Every year, people attempt to achieve the same goals, some of the more popular ones including getting better grades, losing weight and trimming bad habits. Most people fail when it comes to following through with these resolutions. Statistics indicate that 40 to 45 percent of American adults make at least one New Year’s Resolution every year. However, after the first week, a quarter of those people drop out, with less than half achieving their goal after six months. Statistics aside, I personally don’t know anyone who could say that they’ve managed to maintain a successful resolution, including myself.

It’s always the same routine: 1. Make resolutions. 2. Fail to remember them. 3. Remember them, but then give up on them. 4. Repeat the next year.

And yet, I, along with everyone else, still make New Year’s resolutions, commitments that are bound to be broken. To justify this, I admit there’s a comforting feel that comes with a new year, one that suggests that maybe this year will be different from the last. However, it wasn’t too long into 2011 that I realized it did not differ too much from 2010.

For example, my resolution for 2011 was a common, seemingly simple one: to stop procrastinating. I reasoned that all it took was a will to refrain from watching T.V. or scrolling through my Facebook newsfeed, which I mistakenly assumed was easy enough. It comes as no surprise that by the time I returned from break and started school, I found myself in the same dilemma I was in before I set the resolution. The fact that 2011 was supposed to be the different year, that I was actually supposed to follow through with my New Year’s Resolutions didn’t even occur to me until a couple weeks later when I was reminded of them.

The problem with the New Year’s resolutions is that no one actually knows how to keep the commitment. Naturally, I turned to Google for advice. A multitude of websites surfaced with the overall same, cliché tidbits of advice: keep the goal simple and realistic, while keeping your attitude motivated and patient.

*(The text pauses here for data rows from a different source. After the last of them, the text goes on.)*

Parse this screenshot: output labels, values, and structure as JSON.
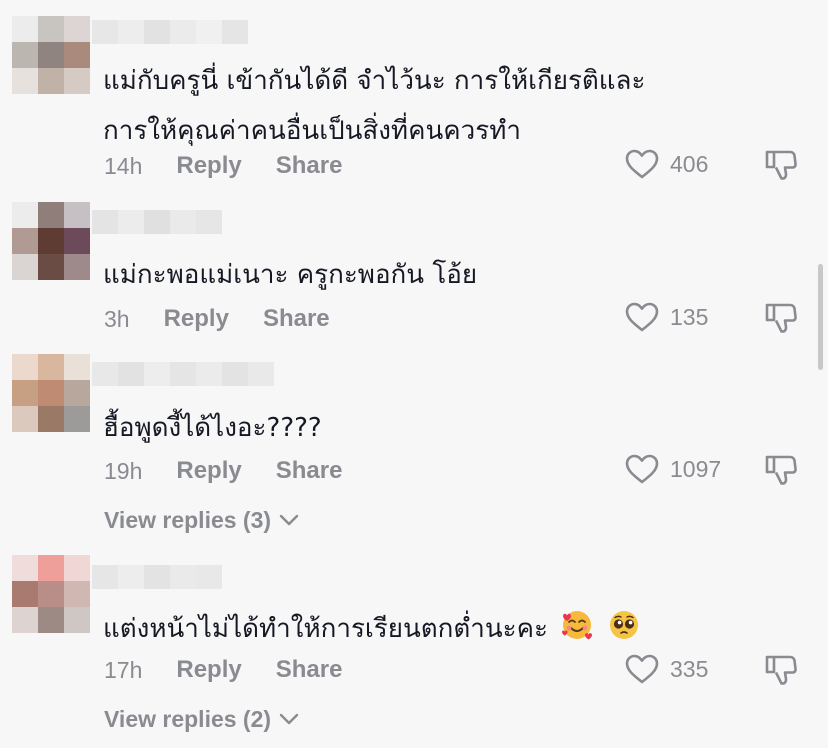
{
  "comments": [
    {
      "text_lines": [
        "แม่กับครูนี่ เข้ากันได้ดี จำไว้นะ การให้เกียรติและ",
        "การให้คุณค่าคนอื่นเป็นสิ่งที่คนควรทำ"
      ],
      "time": "14h",
      "reply_label": "Reply",
      "share_label": "Share",
      "likes": "406",
      "avatar_colors": [
        "#ececec",
        "#c8c4c0",
        "#ddd5d4",
        "#bcb6b1",
        "#8f8480",
        "#aa8a7c",
        "#e6e1dc",
        "#c1b2a8",
        "#d6cbc4"
      ],
      "username_colors": [
        "#e7e7e7",
        "#ededed",
        "#e2e2e2",
        "#ebebeb",
        "#f0f0f0",
        "#e5e5e5"
      ]
    },
    {
      "text_lines": [
        "แม่กะพอแม่เนาะ ครูกะพอกัน โอ้ย"
      ],
      "time": "3h",
      "reply_label": "Reply",
      "share_label": "Share",
      "likes": "135",
      "avatar_colors": [
        "#ececec",
        "#8f7e7a",
        "#c6c0c4",
        "#b29a94",
        "#5e3b33",
        "#6d4a5a",
        "#dad4d2",
        "#6a4c45",
        "#9e8a8b"
      ],
      "username_colors": [
        "#e4e4e4",
        "#ececec",
        "#e0e0e0",
        "#eaeaea",
        "#e6e6e6"
      ]
    },
    {
      "text_lines": [
        "ฮื้อพูดงี้ได้ไงอะ????"
      ],
      "time": "19h",
      "reply_label": "Reply",
      "share_label": "Share",
      "likes": "1097",
      "view_replies": "View replies (3)",
      "avatar_colors": [
        "#ead9cc",
        "#d9b79e",
        "#e9e0d8",
        "#c79f83",
        "#c08b73",
        "#b8a79c",
        "#dcc9bd",
        "#9a7a67",
        "#9d9a9a"
      ],
      "username_colors": [
        "#e8e8e8",
        "#e2e2e2",
        "#ededed",
        "#e5e5e5",
        "#ebebeb",
        "#e3e3e3",
        "#e9e9e9"
      ]
    },
    {
      "text_lines": [
        "แต่งหน้าไม่ได้ทำให้การเรียนตกต่ำนะคะ"
      ],
      "emojis": [
        "smiling-face-with-hearts-emoji",
        "pleading-face-emoji"
      ],
      "time": "17h",
      "reply_label": "Reply",
      "share_label": "Share",
      "likes": "335",
      "view_replies": "View replies (2)",
      "avatar_colors": [
        "#f1dcdc",
        "#ee9f9a",
        "#f0d6d4",
        "#a87a70",
        "#b98d88",
        "#d0b7b2",
        "#ddd3d0",
        "#9d8a84",
        "#cfc7c3"
      ],
      "username_colors": [
        "#e6e6e6",
        "#ededed",
        "#e3e3e3",
        "#eaeaea",
        "#e8e8e8"
      ]
    }
  ],
  "colors": {
    "background": "#f7f7f7",
    "text": "#161823",
    "secondary": "#8a8b91"
  },
  "icons": {
    "like": "heart-outline-icon",
    "dislike": "thumbs-down-icon",
    "expand": "chevron-down-icon"
  }
}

I was disappointed, admittedly in part due to the fact that Google had failed me for the first time. But also because it was ironically unrealistic advice like this that made New Year’s resolutions so impossible in the first place. Not to sound pessimistic, but if New Year’s resolutions are always going to fail, and if we continue to use the same, unsuccessful strategy to deal with them, perhaps it would be better if we didn’t have them in the first place.

I blame the failure of New Year’s resolutions to their transient novelty, which wears off quite quickly when we’re actually confronted with the problems our resolutions are supposed to address. So this year, when making your resolution, if you decide to do so, be prepared to be disappointed, but like last year, keep calm and carry on.